I honestly can’t tell where “Happy Hour,” the ninth story, should go, but I’m putting it here. The narrator is still aimless, but hanging out a lot of bars. I feel like he’s grounded more in other stories, so I’m guessing he’s on the younger side here.
“Two Men,” originally the second story, is next. And “The Other Man,” the eighth story right after that. Or may I be so bold to combine them into one story? I’d really like to mush them together, since the first one is called “Two Men” but only talks about one of them. I do like that, though, as a fractured junky narrative that doesn’t always follow its own path. He has a car and some friends and a little bit more history to himself and his surroundings than the previous stories.
“Dirty Wedding,” the seventh story, goes here. He says he’s 25 or 26, so it goes later in the collection. But yet, when he’s killing time, he does so by riding trains, which makes me think he doesn’t know people at bars yet, or is he in a new city? I have no idea. In the next story, he has a job, so I’m putting that after.

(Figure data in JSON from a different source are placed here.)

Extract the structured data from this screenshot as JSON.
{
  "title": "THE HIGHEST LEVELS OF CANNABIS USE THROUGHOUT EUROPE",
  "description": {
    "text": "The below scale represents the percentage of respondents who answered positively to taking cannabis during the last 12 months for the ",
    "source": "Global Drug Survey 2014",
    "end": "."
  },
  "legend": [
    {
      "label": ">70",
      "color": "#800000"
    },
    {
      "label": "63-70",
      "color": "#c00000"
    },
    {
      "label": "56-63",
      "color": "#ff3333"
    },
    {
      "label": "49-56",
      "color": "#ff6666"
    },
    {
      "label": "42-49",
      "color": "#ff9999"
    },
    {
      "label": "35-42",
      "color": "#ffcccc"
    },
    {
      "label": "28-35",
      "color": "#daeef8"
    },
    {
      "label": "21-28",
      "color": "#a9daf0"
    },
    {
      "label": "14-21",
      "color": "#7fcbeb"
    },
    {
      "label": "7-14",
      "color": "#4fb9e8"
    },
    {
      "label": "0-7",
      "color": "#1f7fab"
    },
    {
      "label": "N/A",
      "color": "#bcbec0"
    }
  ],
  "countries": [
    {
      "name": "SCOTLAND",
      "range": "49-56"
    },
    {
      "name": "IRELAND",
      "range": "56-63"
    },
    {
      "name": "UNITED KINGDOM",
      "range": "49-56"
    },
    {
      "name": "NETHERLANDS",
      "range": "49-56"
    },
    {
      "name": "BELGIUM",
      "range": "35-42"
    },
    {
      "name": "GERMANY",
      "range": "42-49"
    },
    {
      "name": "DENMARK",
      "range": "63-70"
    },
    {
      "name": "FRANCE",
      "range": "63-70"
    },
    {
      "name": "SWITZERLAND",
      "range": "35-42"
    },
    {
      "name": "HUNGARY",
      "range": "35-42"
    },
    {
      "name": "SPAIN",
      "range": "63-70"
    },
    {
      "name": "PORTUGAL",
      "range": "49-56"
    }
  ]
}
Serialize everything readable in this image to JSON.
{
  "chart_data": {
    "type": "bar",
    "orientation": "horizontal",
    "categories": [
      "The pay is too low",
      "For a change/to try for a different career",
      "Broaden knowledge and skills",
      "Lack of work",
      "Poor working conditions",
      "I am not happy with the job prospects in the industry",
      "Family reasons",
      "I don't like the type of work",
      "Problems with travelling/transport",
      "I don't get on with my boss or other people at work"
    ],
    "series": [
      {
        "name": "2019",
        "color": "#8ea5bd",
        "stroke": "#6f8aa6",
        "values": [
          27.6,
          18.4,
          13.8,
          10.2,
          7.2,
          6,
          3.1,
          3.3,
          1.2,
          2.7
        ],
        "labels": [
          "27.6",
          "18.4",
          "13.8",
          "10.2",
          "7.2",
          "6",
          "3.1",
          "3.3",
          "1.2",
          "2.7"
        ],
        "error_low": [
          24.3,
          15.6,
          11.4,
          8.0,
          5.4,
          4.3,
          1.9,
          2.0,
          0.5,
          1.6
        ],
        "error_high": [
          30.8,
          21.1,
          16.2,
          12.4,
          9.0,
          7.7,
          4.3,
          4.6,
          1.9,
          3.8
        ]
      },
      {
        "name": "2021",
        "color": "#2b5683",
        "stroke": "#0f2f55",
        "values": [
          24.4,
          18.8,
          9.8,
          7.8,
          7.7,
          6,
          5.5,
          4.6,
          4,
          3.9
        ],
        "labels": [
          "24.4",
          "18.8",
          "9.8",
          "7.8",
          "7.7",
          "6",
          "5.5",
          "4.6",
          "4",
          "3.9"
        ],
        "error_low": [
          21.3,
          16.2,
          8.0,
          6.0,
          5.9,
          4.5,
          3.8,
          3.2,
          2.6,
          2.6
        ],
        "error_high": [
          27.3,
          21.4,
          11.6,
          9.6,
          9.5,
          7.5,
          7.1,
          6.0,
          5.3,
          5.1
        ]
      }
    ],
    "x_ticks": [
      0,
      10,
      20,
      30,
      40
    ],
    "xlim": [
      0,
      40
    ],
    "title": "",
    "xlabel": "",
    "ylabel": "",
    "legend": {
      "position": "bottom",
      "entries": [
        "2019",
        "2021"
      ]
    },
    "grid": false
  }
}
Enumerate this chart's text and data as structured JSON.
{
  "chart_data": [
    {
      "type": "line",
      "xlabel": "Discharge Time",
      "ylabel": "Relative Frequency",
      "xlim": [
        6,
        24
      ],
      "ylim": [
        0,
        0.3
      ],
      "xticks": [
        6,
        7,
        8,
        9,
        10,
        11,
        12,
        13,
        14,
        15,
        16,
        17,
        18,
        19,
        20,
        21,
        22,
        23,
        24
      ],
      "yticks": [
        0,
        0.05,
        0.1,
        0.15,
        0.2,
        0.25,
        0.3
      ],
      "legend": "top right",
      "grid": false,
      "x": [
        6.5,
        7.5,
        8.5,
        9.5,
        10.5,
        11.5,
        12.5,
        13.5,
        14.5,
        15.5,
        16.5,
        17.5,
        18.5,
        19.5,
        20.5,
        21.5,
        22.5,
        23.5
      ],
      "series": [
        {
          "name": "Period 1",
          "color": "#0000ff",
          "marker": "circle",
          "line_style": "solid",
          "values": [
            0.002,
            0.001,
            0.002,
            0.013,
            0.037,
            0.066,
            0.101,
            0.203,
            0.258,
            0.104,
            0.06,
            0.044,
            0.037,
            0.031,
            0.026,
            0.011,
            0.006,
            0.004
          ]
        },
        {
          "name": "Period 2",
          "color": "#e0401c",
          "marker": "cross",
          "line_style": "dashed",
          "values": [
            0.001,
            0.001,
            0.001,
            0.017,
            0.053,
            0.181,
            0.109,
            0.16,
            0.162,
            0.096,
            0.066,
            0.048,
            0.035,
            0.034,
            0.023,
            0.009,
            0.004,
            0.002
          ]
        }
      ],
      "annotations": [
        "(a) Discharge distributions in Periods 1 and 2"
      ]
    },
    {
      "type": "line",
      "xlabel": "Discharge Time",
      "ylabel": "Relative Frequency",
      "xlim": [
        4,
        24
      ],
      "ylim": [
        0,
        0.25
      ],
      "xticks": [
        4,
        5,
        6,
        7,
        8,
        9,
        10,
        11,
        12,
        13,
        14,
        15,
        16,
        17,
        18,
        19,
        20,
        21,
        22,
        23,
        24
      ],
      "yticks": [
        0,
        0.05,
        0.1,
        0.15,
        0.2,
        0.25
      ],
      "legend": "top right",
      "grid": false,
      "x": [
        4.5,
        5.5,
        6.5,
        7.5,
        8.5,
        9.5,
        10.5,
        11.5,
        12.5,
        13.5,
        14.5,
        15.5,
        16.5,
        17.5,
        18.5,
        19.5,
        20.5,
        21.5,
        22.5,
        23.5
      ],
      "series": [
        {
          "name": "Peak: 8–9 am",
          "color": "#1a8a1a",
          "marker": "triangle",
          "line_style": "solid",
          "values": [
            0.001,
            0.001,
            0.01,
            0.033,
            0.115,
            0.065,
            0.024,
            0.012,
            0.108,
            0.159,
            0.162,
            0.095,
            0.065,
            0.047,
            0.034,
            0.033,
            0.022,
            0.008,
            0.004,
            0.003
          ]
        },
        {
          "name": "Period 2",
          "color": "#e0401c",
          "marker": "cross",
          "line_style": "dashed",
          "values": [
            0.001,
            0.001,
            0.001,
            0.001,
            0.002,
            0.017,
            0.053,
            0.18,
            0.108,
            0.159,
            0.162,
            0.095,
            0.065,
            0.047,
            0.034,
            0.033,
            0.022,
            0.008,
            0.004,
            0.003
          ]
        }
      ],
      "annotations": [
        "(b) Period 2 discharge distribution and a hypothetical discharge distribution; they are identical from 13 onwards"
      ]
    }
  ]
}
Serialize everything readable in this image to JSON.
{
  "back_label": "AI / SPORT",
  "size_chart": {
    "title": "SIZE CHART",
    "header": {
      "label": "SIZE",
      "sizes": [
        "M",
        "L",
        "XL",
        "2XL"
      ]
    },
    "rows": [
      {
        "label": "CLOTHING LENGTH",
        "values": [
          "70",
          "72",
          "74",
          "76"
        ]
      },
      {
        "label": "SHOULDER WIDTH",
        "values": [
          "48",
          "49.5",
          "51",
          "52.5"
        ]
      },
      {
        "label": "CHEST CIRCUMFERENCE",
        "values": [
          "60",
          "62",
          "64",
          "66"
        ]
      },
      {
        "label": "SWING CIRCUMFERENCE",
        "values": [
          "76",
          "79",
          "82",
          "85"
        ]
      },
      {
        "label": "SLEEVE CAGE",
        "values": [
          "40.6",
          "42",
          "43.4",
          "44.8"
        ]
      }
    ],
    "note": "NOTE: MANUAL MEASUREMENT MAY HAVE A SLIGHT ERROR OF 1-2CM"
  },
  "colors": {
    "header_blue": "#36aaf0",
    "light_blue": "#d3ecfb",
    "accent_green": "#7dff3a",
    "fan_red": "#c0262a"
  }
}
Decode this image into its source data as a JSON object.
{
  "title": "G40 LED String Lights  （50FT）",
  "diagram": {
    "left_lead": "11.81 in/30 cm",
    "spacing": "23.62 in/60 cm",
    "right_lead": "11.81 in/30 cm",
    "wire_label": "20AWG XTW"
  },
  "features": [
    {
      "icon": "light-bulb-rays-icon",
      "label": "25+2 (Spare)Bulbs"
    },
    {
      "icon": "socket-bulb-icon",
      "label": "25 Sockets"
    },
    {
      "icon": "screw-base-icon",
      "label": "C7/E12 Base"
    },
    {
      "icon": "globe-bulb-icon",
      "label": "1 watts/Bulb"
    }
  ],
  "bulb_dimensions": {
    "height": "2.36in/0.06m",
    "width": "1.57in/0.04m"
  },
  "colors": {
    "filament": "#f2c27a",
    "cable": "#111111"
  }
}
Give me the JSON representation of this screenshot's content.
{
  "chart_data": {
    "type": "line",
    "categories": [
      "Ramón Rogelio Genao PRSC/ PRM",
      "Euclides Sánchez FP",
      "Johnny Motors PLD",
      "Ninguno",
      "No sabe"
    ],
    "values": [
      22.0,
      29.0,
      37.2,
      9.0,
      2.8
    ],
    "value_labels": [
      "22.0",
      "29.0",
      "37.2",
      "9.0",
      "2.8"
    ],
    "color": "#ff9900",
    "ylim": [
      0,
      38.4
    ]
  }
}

“Emergency,” my favorite, and was sixth, is now the last story before he starts turning his life around. He’s working in a hospital. By no means is he on the straight and narrow. But I’m thinking that maybe from bottoming out at this job he ends up where we find him next, and the next two stories are as we find them in the book.
“Steady Hands at Seattle General” is in the psych ward, detox, or rehab. Not sure which it would be—these things are all run differently in various cities and states. And who knows what services were available then? But for the first time, the narrator talks about what they want to do with their life, and the seeds of hope are planted.
“Beverly Home,” the last story, is the portrait of a man who is newly clean and sober. He references NA meetings. He’s attempting his first non-drug relationships. He dates two women, the second of whom describes how all her previous boyfriends died early. Maybe it’s a callback to the first story, in which he narrowly escapes death?
So there you have it. A new order for the book which changes the experience very little, if any. But I dissected this and felt it shouldn’t go to waste.
I doubt I’m the first person to think of this. Please pass on anyone else’s idea or come up with your own.
Bold!!!!
You made me fall in love with this book all over again, Bucky. Thank you! God, the lines in this collection. Just going from memory..."Your husband will beat you with an extension cord, but you were my mother." "I killed the mother but saved the child." "I like to ride the fast ones at night." And Dundun, how somebody took a stick, opened his skull, and stirred up his brain...I will love this book forever.